Colaboración con eldiario.es.

Fábrica de mascarillas

Con más de 100.000 casos confirmados y más de 3.400 muertes en el mundo, la COVID-19 ocupa gran parte de la actualidad informativa. Mientras los gobiernos de multitud de países toman medidas más a menos drásticas para contener al virus SARS-CoV-2, los bulos y las conspiraciones en torno a esta epidemia circulan libres y a gran velocidad, especialmente a través de las redes sociales. Las crisis despiertan el miedo y la incertidumbre y estas, a su vez, fomentan la generación y difusión de las más fantasiosas teorías que tratan de dar explicaciones con mayor o menor grado de delirio. Cuando aparecen nuevos virus que provocan epidemias en las poblaciones humanas es habitual que surjan ideas como que estos microorganismos son, en realidad, armas biológicas. Ocurrió con el VIH, el ébola o el zika, entre otros muchos agentes patógenos.

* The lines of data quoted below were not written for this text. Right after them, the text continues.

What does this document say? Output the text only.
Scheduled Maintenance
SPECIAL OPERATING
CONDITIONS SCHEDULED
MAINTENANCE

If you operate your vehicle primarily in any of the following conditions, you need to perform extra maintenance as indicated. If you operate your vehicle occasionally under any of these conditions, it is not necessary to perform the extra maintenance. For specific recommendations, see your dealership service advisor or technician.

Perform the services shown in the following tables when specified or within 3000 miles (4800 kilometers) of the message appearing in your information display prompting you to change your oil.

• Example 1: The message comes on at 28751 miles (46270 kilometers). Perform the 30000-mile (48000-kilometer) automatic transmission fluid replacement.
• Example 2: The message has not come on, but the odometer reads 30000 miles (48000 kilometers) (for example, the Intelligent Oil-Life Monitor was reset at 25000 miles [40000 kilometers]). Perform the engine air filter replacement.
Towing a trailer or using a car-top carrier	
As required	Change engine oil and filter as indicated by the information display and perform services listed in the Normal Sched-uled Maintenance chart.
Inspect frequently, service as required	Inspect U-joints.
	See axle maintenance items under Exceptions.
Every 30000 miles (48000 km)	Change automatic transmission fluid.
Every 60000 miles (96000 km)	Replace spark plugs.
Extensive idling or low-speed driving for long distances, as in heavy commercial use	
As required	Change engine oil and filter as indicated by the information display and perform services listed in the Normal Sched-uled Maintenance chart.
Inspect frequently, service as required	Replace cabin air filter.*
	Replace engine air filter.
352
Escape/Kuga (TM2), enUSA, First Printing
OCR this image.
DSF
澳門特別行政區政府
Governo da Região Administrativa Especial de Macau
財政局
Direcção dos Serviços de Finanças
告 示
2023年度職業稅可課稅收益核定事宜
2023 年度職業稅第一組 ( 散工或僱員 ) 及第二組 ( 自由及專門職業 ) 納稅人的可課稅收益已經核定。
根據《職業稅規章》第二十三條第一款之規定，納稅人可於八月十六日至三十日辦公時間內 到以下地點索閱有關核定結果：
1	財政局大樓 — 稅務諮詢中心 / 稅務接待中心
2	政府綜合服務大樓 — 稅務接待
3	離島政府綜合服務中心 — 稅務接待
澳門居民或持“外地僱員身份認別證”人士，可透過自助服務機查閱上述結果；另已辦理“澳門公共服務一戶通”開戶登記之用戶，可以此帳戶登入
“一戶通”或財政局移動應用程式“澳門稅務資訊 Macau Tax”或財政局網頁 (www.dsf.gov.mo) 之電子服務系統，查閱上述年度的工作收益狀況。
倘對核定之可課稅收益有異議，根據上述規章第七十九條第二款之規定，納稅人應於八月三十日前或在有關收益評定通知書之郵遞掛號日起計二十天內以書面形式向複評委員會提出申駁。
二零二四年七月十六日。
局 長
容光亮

Una de las teorías conspirativas más repetidas en torno al nuevo coronavirus se centra en el origen mismo del virus. Según esta, el nuevo coronavirus se habría creado artificialmente en un laboratorio. En lo que difieren las múltiples e imaginativas explicaciones es en cómo salió el virus de las instalaciones científicas. Si fue una fuga accidental o una difusión controlada en la población china como un arma biológica es algo en lo que los conspiranoicos no se ponen de acuerdo. El hecho de que la epidemia de COVID-19 surgiera en la ciudad de Wuhan, donde se encuentra el laboratorio nacional de bioseguridad en el que se investigan microorganismos altamente patógenos, ha dado rienda suelta a los rumores sobre este lugar como el origen del coronavirus. Las habladurías suelen ignorar que este centro tiene el máximo nivel de bioseguridad y un escape inadvertido de un virus sería algo extremadamente improbable.